I removed those pieces and replaced them with one larger piece of wood. Once painted, it looks seamless.

Dishwasher Filler Piece Painted

Towel Hook

No detail is too small for this post! This cabinet door is the ideal place for a hanging towel: it’s accessible from the sink and the stove, and the towel doesn’t get closed in a door/drawer like it would elsewhere. I wanted a very small hook that coordinated with but wasn’t identical to our knobs – I didn’t want it to look like this door had two knobs installed in it.

Solution: this Forged-Iron Colonial Heart Hook from House of Antique Hardware. Love it.

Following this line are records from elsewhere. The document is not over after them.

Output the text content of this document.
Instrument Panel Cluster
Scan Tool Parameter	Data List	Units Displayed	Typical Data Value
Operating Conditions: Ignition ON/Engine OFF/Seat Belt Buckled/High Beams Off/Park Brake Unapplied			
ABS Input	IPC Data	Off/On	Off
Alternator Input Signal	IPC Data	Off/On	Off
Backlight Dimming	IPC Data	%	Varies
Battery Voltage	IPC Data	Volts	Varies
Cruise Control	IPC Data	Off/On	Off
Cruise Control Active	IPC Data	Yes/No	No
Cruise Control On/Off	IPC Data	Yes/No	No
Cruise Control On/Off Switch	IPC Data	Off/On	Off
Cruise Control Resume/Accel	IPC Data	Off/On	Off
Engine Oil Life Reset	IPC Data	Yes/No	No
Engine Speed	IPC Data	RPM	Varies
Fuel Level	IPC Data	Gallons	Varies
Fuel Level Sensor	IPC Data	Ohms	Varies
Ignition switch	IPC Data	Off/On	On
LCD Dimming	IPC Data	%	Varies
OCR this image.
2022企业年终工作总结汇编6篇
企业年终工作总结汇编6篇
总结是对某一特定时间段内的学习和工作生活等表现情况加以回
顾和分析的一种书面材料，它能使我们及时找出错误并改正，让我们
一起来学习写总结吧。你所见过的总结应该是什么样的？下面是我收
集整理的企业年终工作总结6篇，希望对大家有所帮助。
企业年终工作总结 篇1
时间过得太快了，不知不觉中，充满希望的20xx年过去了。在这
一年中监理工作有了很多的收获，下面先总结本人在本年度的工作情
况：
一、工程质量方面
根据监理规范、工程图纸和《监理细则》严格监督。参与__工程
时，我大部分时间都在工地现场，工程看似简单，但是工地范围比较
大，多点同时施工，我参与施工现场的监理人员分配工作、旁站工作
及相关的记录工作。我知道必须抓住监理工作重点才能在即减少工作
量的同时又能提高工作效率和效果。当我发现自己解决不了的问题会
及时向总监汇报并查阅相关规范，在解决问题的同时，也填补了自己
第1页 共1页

Kitchen Dishwasher Cabinet After

That brass bunny is our “dishwasher is clean” reminder – I set it on the counter after I start the dishwasher.

Slide-in Range Cut-out

The counter cut-out for a slide-in range was very shallow. The previous range wasn’t flush with drawers, and the new one protruded even more. This wasn’t a surprise or an accident – I had planned to get the hole enlarged after the range was delivered, so it could be cut to size.

Protruding Range

I hired Perfect Granite and Marble to do the cut – it was a high-stakes 5 minutes, and it turned out perfectly indeed.

Counter Cutting

Kitchen Island Cabinet After

Appliance Decals

Did anyone notice a small change in the two range photos above? I removed the Whirlpool decal from the range and the fridge.

Whirlpool Decal on Range

Why do appliances have to come with big logo decals on them? I know they’re Whirlpool – I don’t need corporate branding to remind me. If anyone visiting our house wants to know what brand they are, they can ask me or visit projectpalermo.com on the world wide web.

How to Remove Appliance Logos

I used a hair dryer to warm up and loosen the adhesive, and then ran a piece of floss behind the decal to remove it.

Goodbye Whirlpool

They both came off easily, leaving only a small amount of residue, which I scrubbed off. Byeee, Whirlpool!

Kitchen with White Cabinets

I’ll return by the end of the week with the second roundup.